The STELAR project designs, develops, evaluates, and showcases an innovative Knowledge Lake Management System (KLMS) to support and facilitate a holistic approach for FAIR (Findable, Accessible, Interoperable, Reusable) and AI-ready (high-quality, reliably labelled) data. The STELAR KLMS allows to (semi-)automatically turn a raw data lake into a knowledge lake by: (a) enhancing the data lake with a knowledge layer; and (b) developing and integrating a set of data management tools and workflows. The KLMS combines both human-in-the-loop and automatic approaches, leveraging background knowledge of domain experts, while minimizing their involvement. An organization, such as a data-intensive SME or the operator of a data marketplace, can use the STELAR KLMS to increase the readiness of its data assets for use in AI applications and for being shared and exchanged within a common data space.

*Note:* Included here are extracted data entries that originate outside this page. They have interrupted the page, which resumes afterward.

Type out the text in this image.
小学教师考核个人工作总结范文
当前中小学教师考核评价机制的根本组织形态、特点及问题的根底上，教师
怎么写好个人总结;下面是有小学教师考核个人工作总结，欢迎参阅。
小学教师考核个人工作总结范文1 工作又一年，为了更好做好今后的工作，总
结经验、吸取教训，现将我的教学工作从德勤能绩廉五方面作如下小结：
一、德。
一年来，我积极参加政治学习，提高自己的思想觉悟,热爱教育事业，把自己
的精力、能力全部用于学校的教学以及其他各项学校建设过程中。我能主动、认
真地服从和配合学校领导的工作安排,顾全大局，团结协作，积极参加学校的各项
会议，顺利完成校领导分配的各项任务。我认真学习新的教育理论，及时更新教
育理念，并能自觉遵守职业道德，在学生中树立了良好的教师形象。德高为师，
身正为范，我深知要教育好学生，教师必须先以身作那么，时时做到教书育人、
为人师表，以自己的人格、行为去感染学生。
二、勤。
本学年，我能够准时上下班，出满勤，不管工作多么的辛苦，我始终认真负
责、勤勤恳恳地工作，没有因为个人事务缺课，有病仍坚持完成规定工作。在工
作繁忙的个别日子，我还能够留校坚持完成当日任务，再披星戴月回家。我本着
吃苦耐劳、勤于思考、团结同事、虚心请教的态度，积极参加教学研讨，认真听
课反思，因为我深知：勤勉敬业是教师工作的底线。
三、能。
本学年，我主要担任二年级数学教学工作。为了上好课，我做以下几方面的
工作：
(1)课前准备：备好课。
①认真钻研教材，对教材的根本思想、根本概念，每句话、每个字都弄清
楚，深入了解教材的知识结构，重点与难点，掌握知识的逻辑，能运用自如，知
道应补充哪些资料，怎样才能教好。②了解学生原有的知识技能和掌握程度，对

The STELAR KLMS is pilot-tested in diverse, real-world use cases in the agrifood domain, one of the domains of strategic societal and economic importance identified in the European Strategy for Data. The food supply chain covers all stages from production to transport, distribution, marketing, and consumption. Thus, the agrifood domain involves various stakeholders, including producers, advisors, machinery manufacturers, processing actors, inspectors, certification authorities, insurance companies, governmental agencies, all of which have an interest or even legal obligation to exchange and share data. The project conducts three pilots, covering different stages of the food chain, involving and combining different types of data, and addressing different stakeholders and user needs: (1) Risk prevention in food supply lines, integrating worldwide food safety related data sources; (2) Early crop growth predictions, integrating current and historical satellite, hyperspectral, meteorological and synthetic data; (3) Timely precision farming interventions, integrating different types of sensor data from the field.